89 neue, große Anlagen werden dann rund 30 kleine Anlagen ersetzten, rund 40 kleine Anlagen werden dann mindestens noch weitere 5 Jahre in der „unteren Etage“ weiter betrieben. Damit dürfte der östliche Teil des Sintfeldes eines der oder das am stärksten mit Windanlagen bebaute Gebiet im Binnenland Deutschlands sein.

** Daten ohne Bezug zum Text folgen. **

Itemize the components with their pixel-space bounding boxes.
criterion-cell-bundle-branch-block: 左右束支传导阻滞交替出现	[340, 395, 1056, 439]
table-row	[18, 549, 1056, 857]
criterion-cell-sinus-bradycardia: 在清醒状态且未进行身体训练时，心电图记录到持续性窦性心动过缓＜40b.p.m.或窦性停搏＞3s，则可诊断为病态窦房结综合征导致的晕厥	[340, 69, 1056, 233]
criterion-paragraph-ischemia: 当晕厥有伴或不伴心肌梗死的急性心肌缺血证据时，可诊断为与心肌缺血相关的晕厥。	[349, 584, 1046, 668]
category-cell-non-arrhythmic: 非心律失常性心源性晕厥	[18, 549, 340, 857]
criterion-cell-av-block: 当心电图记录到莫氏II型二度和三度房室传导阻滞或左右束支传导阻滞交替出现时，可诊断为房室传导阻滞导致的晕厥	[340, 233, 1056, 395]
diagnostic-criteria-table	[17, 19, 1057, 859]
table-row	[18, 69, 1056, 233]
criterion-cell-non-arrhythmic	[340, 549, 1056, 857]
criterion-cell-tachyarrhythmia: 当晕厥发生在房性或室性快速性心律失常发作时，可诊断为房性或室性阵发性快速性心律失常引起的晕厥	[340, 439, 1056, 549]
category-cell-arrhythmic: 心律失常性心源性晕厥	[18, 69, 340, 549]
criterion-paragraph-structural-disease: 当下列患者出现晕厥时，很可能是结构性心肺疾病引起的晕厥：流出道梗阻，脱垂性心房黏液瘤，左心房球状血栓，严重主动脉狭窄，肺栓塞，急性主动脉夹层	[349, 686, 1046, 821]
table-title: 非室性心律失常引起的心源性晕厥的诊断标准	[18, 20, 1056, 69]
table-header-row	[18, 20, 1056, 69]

Blick auf die „andere Seite“: Auszug aus dem Geodatenprotal des HSK – Windpark Meerhof und Himmelreich (Stadt Marsberg, HSK) in direkter Angrenzung an den Kreis Paderborn (Bad Wünnenberg im Westen und Lichtenau im Norden) – Stand Juni 2016 (grün: im Betrieb, Lila: im Bau, rot: beantragt)
Das gesamt Sintfeld mit insgesamt 180 bis 200 Anlagen auf 130 km² oder die Paderborner Hochfläche mit Teilflächen in Lichtenau (Sorratfeld), Büren, Borchen, Salzkotten, Bad Wünnenberg sowie den Flächen bei Marsberg dürften damit den bisherigen, rekordver-dächtigen Wert von 80 Anlagen auf 100 km² locker überschreiten.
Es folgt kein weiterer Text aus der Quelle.